The alerts are also relayed on social networks by other good Samaritans who have set up emergency messaging systems. This is the case of Bernard Moerdler, a young American based in Israel who created Ukraine Siren Alerts on Twitter. Its system identifies and relays alerts in real time throughout Ukraine. Each alert can be viewed on a map with location, date and time information.

His source of inspiration? His girlfriend remained in Ukraine. I created these siren alerts for her and for strangers so they can follow what is happening with their families back home.

Bernard Moerdler designed Ukraine Siren Alerts on Twitter to help Ukrainians follow bombing-related alerts.

Photo: Courtesy: Bernard Moerdler

Bernard Moerdler is also worried about the relaxation of citizens regarding alerts.

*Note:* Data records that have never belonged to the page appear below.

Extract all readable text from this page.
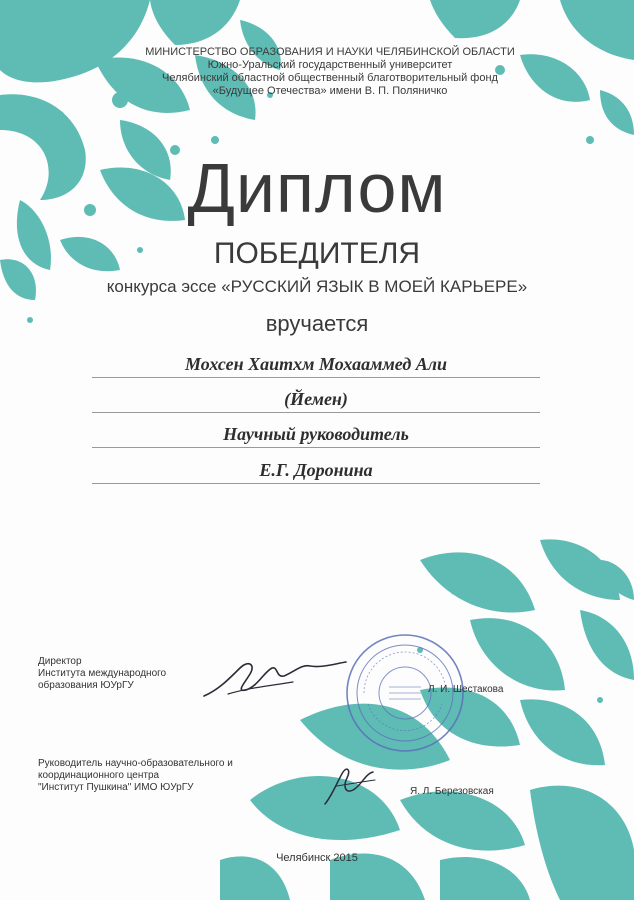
МИНИСТЕРСТВО ОБРАЗОВАНИЯ И НАУКИ ЧЕЛЯБИНСКОЙ ОБЛАСТИ
Южно-Уральский государственный университет
Челябинский областной общественный благотворительный фонд
«Будущее Отечества» имени В. П. Поляничко
Диплом
ПОБЕДИТЕЛЯ
конкурса эссе «РУССКИЙ ЯЗЫК В МОЕЙ КАРЬЕРЕ»
вручается
Мохсен Хаитхм Мохааммед Али
(Йемен)
Научный руководитель
Е.Г. Доронина
Директор
Института международного
образования ЮУрГУ	Л. И. Шестакова
Руководитель научно-образовательного и
координационного центра
"Институт Пушкина" ИМО ЮУрГУ	Я. Л. Березовская
Челябинск 2015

It’s a bit the opposite of the story of the boy who cried wolf all the time. There is a risk that a genuine alert will not be taken seriously and cause havoc. »

A quote from Bernard Moerdler, creator of an alert system on Twitter

In the coming days, it will launch an application and a website that will locate the 24,000 bomb shelters spread across the territory. To encourage Ukrainians to take these alarms seriously, it will also add an important feature: A newsfeed that shows why the alert went offhe explains.

Ukraine Siren Alerts uses warnings issued by municipalities to warn Internet users of bombing threats.

Photo: Screenshot

Instead, Valentine Hrytsenko, head of marketing at Ajax Systems, believes that people want to return to normal life, especially since many of these attacks fail.

Valentine Hrytsenko, Marketing Manager at Ajax Systems

Photo: Courtesy Valentine Hrytsenko

Unless there is a quick end to the war (more than unlikely if we are to believe the situation that persists), the sirens will continue to sound in Ukraine, whether the citizens respect them or not.